Demo­graph­ic change is already well under way. In the short to medi­um-term strate­gies will cer­tain­ly be need­ed to make the most of the pos­i­tive aspects and to min­imise the neg­a­tive ones as much as possible.

It will prob­a­bly make sense to de-cen­tralise pub­lic util­i­ties and ameneties as much as pos­si­ble, set­ting them up to serve a small­er num­ber of peo­ple who may be spread over a wider area. Con­struct­ed wet­lands could deal with sewage and waste water of rel­a­tive­ly small set­tle­ments in a clean, green and pleas­ant way, munic­i­pal taxis could make more sense than big busses and emty gyms could serve as show­rooms. Shrink­age is not nec­es­sar­i­ly bad.

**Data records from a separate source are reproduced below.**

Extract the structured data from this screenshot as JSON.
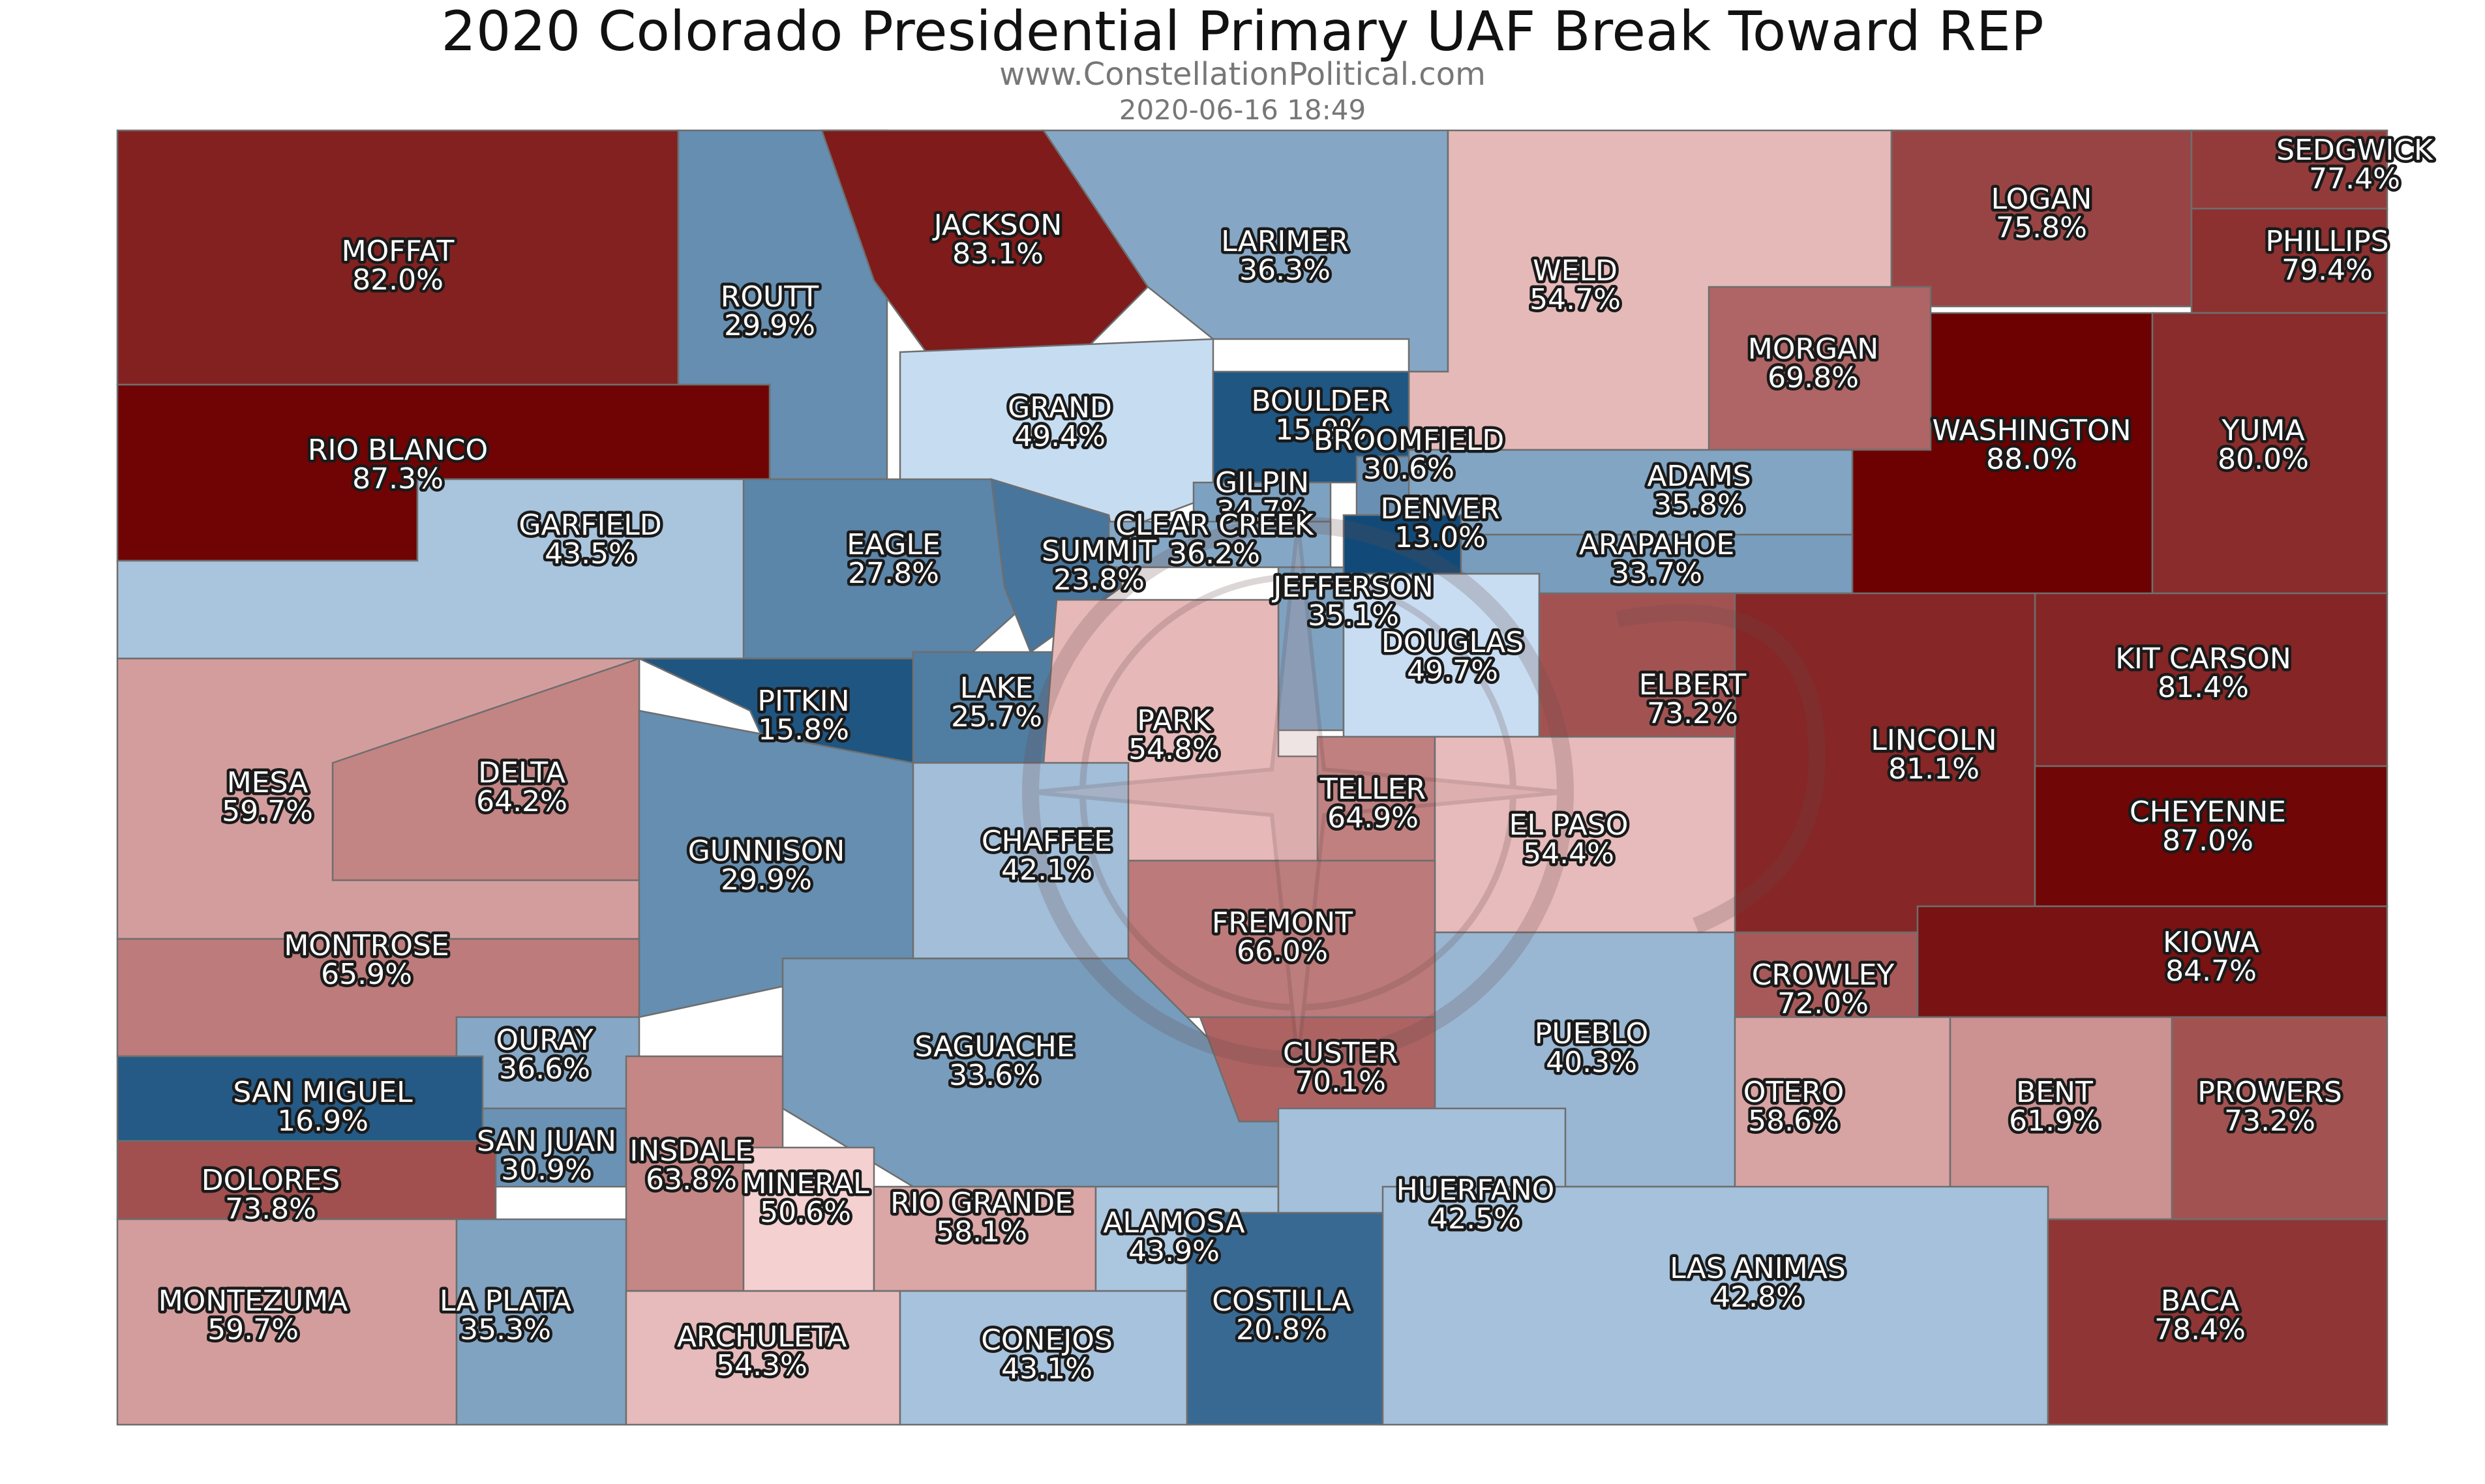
{
  "title": "2020 Colorado Presidential Primary UAF Break Toward REP",
  "website": "www.ConstellationPolitical.com",
  "timestamp": "2020-06-16 18:49",
  "color_scale": {
    "dem_dark": "#114a78",
    "dem_light": "#c9def3",
    "neutral": "#f7d3d3",
    "rep_dark": "#6d0000"
  },
  "counties": [
    {
      "name": "MOFFAT",
      "value": "82.0%",
      "pct": 82.0
    },
    {
      "name": "ROUTT",
      "value": "29.9%",
      "pct": 29.9
    },
    {
      "name": "JACKSON",
      "value": "83.1%",
      "pct": 83.1
    },
    {
      "name": "LARIMER",
      "value": "36.3%",
      "pct": 36.3
    },
    {
      "name": "WELD",
      "value": "54.7%",
      "pct": 54.7
    },
    {
      "name": "LOGAN",
      "value": "75.8%",
      "pct": 75.8
    },
    {
      "name": "SEDGWICK",
      "value": "77.4%",
      "pct": 77.4
    },
    {
      "name": "PHILLIPS",
      "value": "79.4%",
      "pct": 79.4
    },
    {
      "name": "RIO BLANCO",
      "value": "87.3%",
      "pct": 87.3
    },
    {
      "name": "GARFIELD",
      "value": "43.5%",
      "pct": 43.5
    },
    {
      "name": "GRAND",
      "value": "49.4%",
      "pct": 49.4
    },
    {
      "name": "BOULDER",
      "value": "15.9%",
      "pct": 15.9
    },
    {
      "name": "BROOMFIELD",
      "value": "30.6%",
      "pct": 30.6
    },
    {
      "name": "MORGAN",
      "value": "69.8%",
      "pct": 69.8
    },
    {
      "name": "WASHINGTON",
      "value": "88.0%",
      "pct": 88.0
    },
    {
      "name": "YUMA",
      "value": "80.0%",
      "pct": 80.0
    },
    {
      "name": "GILPIN",
      "value": "34.7%",
      "pct": 34.7
    },
    {
      "name": "ADAMS",
      "value": "35.8%",
      "pct": 35.8
    },
    {
      "name": "EAGLE",
      "value": "27.8%",
      "pct": 27.8
    },
    {
      "name": "SUMMIT",
      "value": "23.8%",
      "pct": 23.8
    },
    {
      "name": "CLEAR CREEK",
      "value": "36.2%",
      "pct": 36.2
    },
    {
      "name": "DENVER",
      "value": "13.0%",
      "pct": 13.0
    },
    {
      "name": "ARAPAHOE",
      "value": "33.7%",
      "pct": 33.7
    },
    {
      "name": "JEFFERSON",
      "value": "35.1%",
      "pct": 35.1
    },
    {
      "name": "DOUGLAS",
      "value": "49.7%",
      "pct": 49.7
    },
    {
      "name": "ELBERT",
      "value": "73.2%",
      "pct": 73.2
    },
    {
      "name": "KIT CARSON",
      "value": "81.4%",
      "pct": 81.4
    },
    {
      "name": "LINCOLN",
      "value": "81.1%",
      "pct": 81.1
    },
    {
      "name": "PITKIN",
      "value": "15.8%",
      "pct": 15.8
    },
    {
      "name": "LAKE",
      "value": "25.7%",
      "pct": 25.7
    },
    {
      "name": "PARK",
      "value": "54.8%",
      "pct": 54.8
    },
    {
      "name": "MESA",
      "value": "59.7%",
      "pct": 59.7
    },
    {
      "name": "DELTA",
      "value": "64.2%",
      "pct": 64.2
    },
    {
      "name": "TELLER",
      "value": "64.9%",
      "pct": 64.9
    },
    {
      "name": "EL PASO",
      "value": "54.4%",
      "pct": 54.4
    },
    {
      "name": "CHEYENNE",
      "value": "87.0%",
      "pct": 87.0
    },
    {
      "name": "GUNNISON",
      "value": "29.9%",
      "pct": 29.9
    },
    {
      "name": "CHAFFEE",
      "value": "42.1%",
      "pct": 42.1
    },
    {
      "name": "FREMONT",
      "value": "66.0%",
      "pct": 66.0
    },
    {
      "name": "KIOWA",
      "value": "84.7%",
      "pct": 84.7
    },
    {
      "name": "MONTROSE",
      "value": "65.9%",
      "pct": 65.9
    },
    {
      "name": "CROWLEY",
      "value": "72.0%",
      "pct": 72.0
    },
    {
      "name": "OURAY",
      "value": "36.6%",
      "pct": 36.6
    },
    {
      "name": "SAGUACHE",
      "value": "33.6%",
      "pct": 33.6
    },
    {
      "name": "PUEBLO",
      "value": "40.3%",
      "pct": 40.3
    },
    {
      "name": "CUSTER",
      "value": "70.1%",
      "pct": 70.1
    },
    {
      "name": "OTERO",
      "value": "58.6%",
      "pct": 58.6
    },
    {
      "name": "BENT",
      "value": "61.9%",
      "pct": 61.9
    },
    {
      "name": "PROWERS",
      "value": "73.2%",
      "pct": 73.2
    },
    {
      "name": "SAN MIGUEL",
      "value": "16.9%",
      "pct": 16.9
    },
    {
      "name": "SAN JUAN",
      "value": "30.9%",
      "pct": 30.9
    },
    {
      "name": "HINSDALE",
      "label": "INSDALE",
      "value": "63.8%",
      "pct": 63.8
    },
    {
      "name": "MINERAL",
      "value": "50.6%",
      "pct": 50.6
    },
    {
      "name": "RIO GRANDE",
      "value": "58.1%",
      "pct": 58.1
    },
    {
      "name": "DOLORES",
      "value": "73.8%",
      "pct": 73.8
    },
    {
      "name": "ALAMOSA",
      "value": "43.9%",
      "pct": 43.9
    },
    {
      "name": "HUERFANO",
      "value": "42.5%",
      "pct": 42.5
    },
    {
      "name": "MONTEZUMA",
      "value": "59.7%",
      "pct": 59.7
    },
    {
      "name": "LA PLATA",
      "value": "35.3%",
      "pct": 35.3
    },
    {
      "name": "ARCHULETA",
      "value": "54.3%",
      "pct": 54.3
    },
    {
      "name": "CONEJOS",
      "label": "CONEJOS",
      "value": "43.1%",
      "pct": 43.1
    },
    {
      "name": "COSTILLA",
      "value": "20.8%",
      "pct": 20.8
    },
    {
      "name": "LAS ANIMAS",
      "value": "42.8%",
      "pct": 42.8
    },
    {
      "name": "BACA",
      "value": "78.4%",
      "pct": 78.4
    }
  ]
}
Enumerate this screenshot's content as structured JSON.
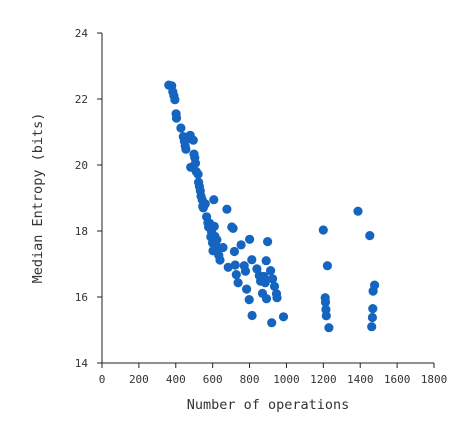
{
  "chart_data": {
    "type": "scatter",
    "title": "",
    "xlabel": "Number of operations",
    "ylabel": "Median Entropy (bits)",
    "xlim": [
      0,
      1800
    ],
    "ylim": [
      14,
      24
    ],
    "xticks": [
      "0",
      "200",
      "400",
      "600",
      "800",
      "1000",
      "1200",
      "1400",
      "1600",
      "1800"
    ],
    "yticks": [
      "14",
      "16",
      "18",
      "20",
      "22",
      "24"
    ],
    "grid": false,
    "point_color": "#1565C0",
    "points": [
      [
        362,
        22.42
      ],
      [
        378,
        22.4
      ],
      [
        384,
        22.22
      ],
      [
        390,
        22.1
      ],
      [
        395,
        21.98
      ],
      [
        402,
        21.55
      ],
      [
        404,
        21.42
      ],
      [
        428,
        21.12
      ],
      [
        441,
        20.86
      ],
      [
        447,
        20.72
      ],
      [
        451,
        20.58
      ],
      [
        455,
        20.48
      ],
      [
        466,
        20.79
      ],
      [
        478,
        20.9
      ],
      [
        481,
        19.93
      ],
      [
        495,
        20.75
      ],
      [
        499,
        20.33
      ],
      [
        503,
        20.22
      ],
      [
        507,
        20.05
      ],
      [
        511,
        19.8
      ],
      [
        521,
        19.72
      ],
      [
        524,
        19.48
      ],
      [
        528,
        19.35
      ],
      [
        533,
        19.22
      ],
      [
        537,
        19.06
      ],
      [
        543,
        18.95
      ],
      [
        546,
        18.75
      ],
      [
        549,
        18.7
      ],
      [
        560,
        18.82
      ],
      [
        567,
        18.43
      ],
      [
        574,
        18.25
      ],
      [
        578,
        18.12
      ],
      [
        583,
        18.24
      ],
      [
        590,
        17.82
      ],
      [
        594,
        17.98
      ],
      [
        599,
        17.64
      ],
      [
        602,
        17.4
      ],
      [
        606,
        18.95
      ],
      [
        609,
        18.14
      ],
      [
        612,
        17.84
      ],
      [
        619,
        17.55
      ],
      [
        623,
        17.73
      ],
      [
        629,
        17.42
      ],
      [
        633,
        17.26
      ],
      [
        640,
        17.12
      ],
      [
        656,
        17.5
      ],
      [
        677,
        18.66
      ],
      [
        684,
        16.9
      ],
      [
        704,
        18.12
      ],
      [
        711,
        18.08
      ],
      [
        718,
        17.38
      ],
      [
        722,
        16.97
      ],
      [
        728,
        16.68
      ],
      [
        738,
        16.43
      ],
      [
        754,
        17.58
      ],
      [
        771,
        16.95
      ],
      [
        778,
        16.78
      ],
      [
        784,
        16.24
      ],
      [
        798,
        15.92
      ],
      [
        800,
        17.75
      ],
      [
        812,
        17.13
      ],
      [
        814,
        15.44
      ],
      [
        840,
        16.85
      ],
      [
        853,
        16.65
      ],
      [
        860,
        16.48
      ],
      [
        870,
        16.11
      ],
      [
        879,
        16.62
      ],
      [
        885,
        16.43
      ],
      [
        890,
        17.1
      ],
      [
        892,
        15.95
      ],
      [
        898,
        17.68
      ],
      [
        914,
        16.8
      ],
      [
        920,
        15.22
      ],
      [
        925,
        16.55
      ],
      [
        935,
        16.32
      ],
      [
        946,
        16.1
      ],
      [
        949,
        15.98
      ],
      [
        984,
        15.4
      ],
      [
        1200,
        18.03
      ],
      [
        1210,
        15.98
      ],
      [
        1212,
        15.84
      ],
      [
        1214,
        15.62
      ],
      [
        1216,
        15.43
      ],
      [
        1222,
        16.95
      ],
      [
        1230,
        15.07
      ],
      [
        1388,
        18.6
      ],
      [
        1452,
        17.86
      ],
      [
        1462,
        15.1
      ],
      [
        1466,
        15.38
      ],
      [
        1468,
        15.65
      ],
      [
        1470,
        16.18
      ],
      [
        1478,
        16.36
      ]
    ]
  }
}
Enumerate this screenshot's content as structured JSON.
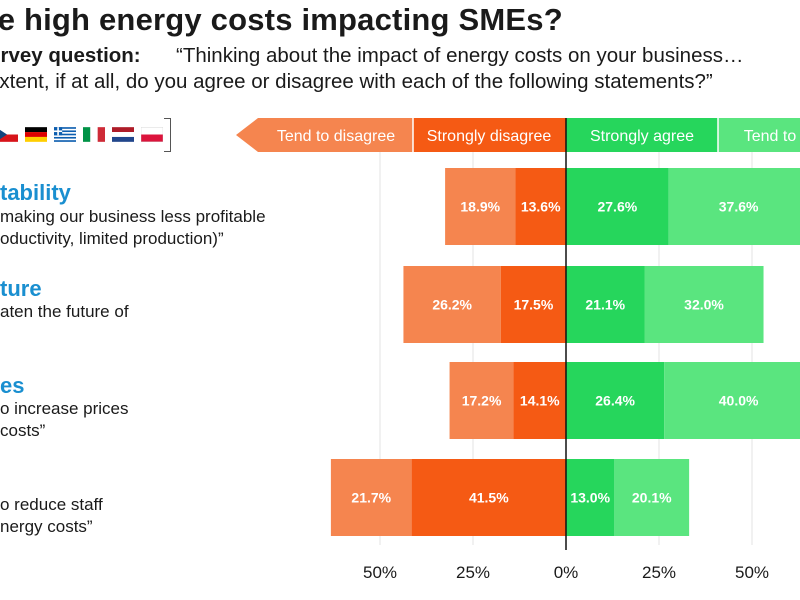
{
  "page": {
    "title": "are high energy costs impacting SMEs?",
    "question_label": "urvey question:",
    "question_line1": "“Thinking about the impact of energy costs on your business…",
    "question_line2": "extent, if at all, do you agree or disagree with each of the following statements?”"
  },
  "flags": [
    {
      "name": "czech-flag"
    },
    {
      "name": "germany-flag"
    },
    {
      "name": "greece-flag"
    },
    {
      "name": "italy-flag"
    },
    {
      "name": "netherlands-flag"
    },
    {
      "name": "poland-flag"
    }
  ],
  "statements": [
    {
      "title": "tability",
      "lines": [
        "making our business less profitable",
        "oductivity, limited production)”"
      ]
    },
    {
      "title": "ture",
      "lines": [
        "aten the future of"
      ]
    },
    {
      "title": "es",
      "lines": [
        "o increase prices",
        "costs”"
      ]
    },
    {
      "title": "",
      "lines": [
        "o reduce staff",
        "nergy costs”"
      ]
    }
  ],
  "colors": {
    "tend_to_disagree": "#f5854f",
    "strongly_disagree": "#f55a14",
    "strongly_agree": "#26d65c",
    "tend_to_agree": "#5ae57f",
    "title_blue": "#1a8fd0"
  },
  "chart_data": {
    "type": "bar",
    "orientation": "horizontal diverging",
    "categories": [
      "tability",
      "ture",
      "es",
      ""
    ],
    "series": [
      {
        "name": "Tend to disagree",
        "values": [
          18.9,
          26.2,
          17.2,
          21.7
        ],
        "side": "negative"
      },
      {
        "name": "Strongly disagree",
        "values": [
          13.6,
          17.5,
          14.1,
          41.5
        ],
        "side": "negative"
      },
      {
        "name": "Strongly agree",
        "values": [
          27.6,
          21.1,
          26.4,
          13.0
        ],
        "side": "positive"
      },
      {
        "name": "Tend to agree",
        "values": [
          37.6,
          32.0,
          40.0,
          20.1
        ],
        "side": "positive"
      }
    ],
    "legend_labels": [
      "Tend to disagree",
      "Strongly disagree",
      "Strongly agree",
      "Tend to"
    ],
    "xticks": [
      "50%",
      "25%",
      "0%",
      "25%",
      "50%"
    ],
    "xtick_values": [
      -50,
      -25,
      0,
      25,
      50
    ],
    "grid": true,
    "legend_position": "top"
  }
}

Demog­ra­phers point out that lag-effects (“pop­u­la­tion momen­tum”) mean that shrink­ing pop­u­la­tions are unavoid­able in the devel­oped nations of the world, at least in the near term. Mea­sures tak­en now could only start arrest­ing the decline after around 2050. Her­wig Birg has cal­cu­lat­ed that the pop­u­la­tion of Ger­many would only stop shrink­ing by around 2080 if the fer­til­i­ty rate reached the replace­ment rate (the rate at which the pop­u­la­tion size remains sta­ble) by 2030. Even if 150,000 young peo­ple migrat­ed into Ger­many every year the pop­u­la­tion would car­ry on shrink­ing until 2068. Pop­u­la­tions are like tanker-ships: they take a long time to steer.

If Ger­many is to be, say, around 70 mil­lion strong then the birth rate needs to rise as soon as pos­si­ble and not just when the pop­u­la­tion has shrunk to this size. That would be about 30 years after mid­night, so to speak.

Deaths have exceed­ed births in Ger­many since 1972. Only immi­gra­tion has pre­vent­ed the pop­u­la­tion shrink­ing in the mean­time. Since it is hoped that immi­gra­tion will help plug the gap in the com­ing decades it makes sense to devel­op poli­cies which pro­mote man­aged immi­gra­tion and integration.